As the financial climate continues to shift, it can be challenging to figure out how you can continue to make ends meet. You also want to enjoy the years after your retirement.
You may hear some people talking about a reverse mortgage to support themselves. It can seem like a quick and simple way to cash in on your home’s equity while supporting yourself into the future.
Here’s what you should know about how a reverse mortgage could impact your estate plan.
Who can get a reverse mortgage, and how do they work?
Reverse mortgages are not for everyone. A reverse mortgage is limited to those over 62 years old.
With a traditional mortgage, you make monthly payments to lower the balance you owe on your home. A reverse mortgage effectively eliminates your monthly payment, but your total mortgage balance increases instead of a decreasing.
What if I wanted to include my home in my estate plan?

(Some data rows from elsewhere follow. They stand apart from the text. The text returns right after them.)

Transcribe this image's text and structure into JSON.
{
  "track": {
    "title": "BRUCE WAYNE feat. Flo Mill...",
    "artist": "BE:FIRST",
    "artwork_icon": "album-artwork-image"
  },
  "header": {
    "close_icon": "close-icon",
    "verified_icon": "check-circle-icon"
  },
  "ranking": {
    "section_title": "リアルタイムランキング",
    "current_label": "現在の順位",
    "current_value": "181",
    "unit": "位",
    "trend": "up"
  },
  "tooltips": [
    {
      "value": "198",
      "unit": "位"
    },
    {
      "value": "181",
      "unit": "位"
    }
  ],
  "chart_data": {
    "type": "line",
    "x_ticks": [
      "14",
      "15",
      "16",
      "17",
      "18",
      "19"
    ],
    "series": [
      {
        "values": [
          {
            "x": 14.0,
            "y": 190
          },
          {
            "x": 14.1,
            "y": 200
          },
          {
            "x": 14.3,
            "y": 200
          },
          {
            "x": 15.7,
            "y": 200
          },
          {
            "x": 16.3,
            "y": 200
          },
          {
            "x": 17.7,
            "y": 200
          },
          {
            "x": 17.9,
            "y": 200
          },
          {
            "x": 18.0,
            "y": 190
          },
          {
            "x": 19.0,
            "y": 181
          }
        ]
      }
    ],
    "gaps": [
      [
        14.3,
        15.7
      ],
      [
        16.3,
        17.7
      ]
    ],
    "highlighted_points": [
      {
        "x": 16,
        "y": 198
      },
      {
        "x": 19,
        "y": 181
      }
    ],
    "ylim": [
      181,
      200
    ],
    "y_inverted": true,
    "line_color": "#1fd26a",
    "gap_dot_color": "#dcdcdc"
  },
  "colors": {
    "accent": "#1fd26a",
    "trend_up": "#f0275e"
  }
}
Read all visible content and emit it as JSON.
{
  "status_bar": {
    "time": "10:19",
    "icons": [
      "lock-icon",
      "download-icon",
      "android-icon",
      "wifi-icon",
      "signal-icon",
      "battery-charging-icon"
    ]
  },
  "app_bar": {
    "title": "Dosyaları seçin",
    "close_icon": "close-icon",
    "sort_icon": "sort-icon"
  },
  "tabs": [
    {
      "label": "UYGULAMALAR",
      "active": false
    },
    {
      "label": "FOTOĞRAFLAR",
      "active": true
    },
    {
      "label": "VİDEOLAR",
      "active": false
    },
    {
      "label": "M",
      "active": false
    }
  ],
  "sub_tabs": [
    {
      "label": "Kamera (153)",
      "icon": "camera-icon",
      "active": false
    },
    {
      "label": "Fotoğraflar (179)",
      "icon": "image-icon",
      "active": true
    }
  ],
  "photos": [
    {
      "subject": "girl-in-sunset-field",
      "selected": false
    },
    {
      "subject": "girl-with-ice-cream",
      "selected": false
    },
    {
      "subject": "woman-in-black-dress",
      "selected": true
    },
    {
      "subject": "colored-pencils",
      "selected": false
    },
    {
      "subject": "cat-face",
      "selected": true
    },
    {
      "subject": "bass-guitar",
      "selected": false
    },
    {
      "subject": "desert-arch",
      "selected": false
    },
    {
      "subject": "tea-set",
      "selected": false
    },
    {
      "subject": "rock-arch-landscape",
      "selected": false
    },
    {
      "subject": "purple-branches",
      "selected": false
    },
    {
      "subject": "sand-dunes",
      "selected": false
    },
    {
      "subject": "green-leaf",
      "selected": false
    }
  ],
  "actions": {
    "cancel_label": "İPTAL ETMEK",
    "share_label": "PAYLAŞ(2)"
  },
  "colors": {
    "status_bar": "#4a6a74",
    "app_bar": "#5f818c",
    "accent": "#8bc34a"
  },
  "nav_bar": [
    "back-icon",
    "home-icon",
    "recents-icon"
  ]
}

Including your house in your estate plan can be challenging when you have a reverse mortgage. With a traditional mortgage, the person inheriting your home may need to continue the payments, but it would be a smaller overall burden. Since the balance on a reverse mortgage grows, someone inheriting your house could end up assuming a significant amount of debt.
As your loved ones are settling your affairs, they will have a few options for what they can do with a house with a reverse mortgage, such as:
- Selling the home and repaying the debt
- Returning the title to the lender (especially if the debt became greater than the value of the property)
- Finding a refinancing option to keep the home
If you are considering a reverse mortgage, you should discuss it with your loved ones. Your family may be caught off guard if they are unaware that you have a reverse mortgage when they are trying to settle your estate after you pass away. You should also talk to a skilled professional who can help you determine the impact on your estate plan.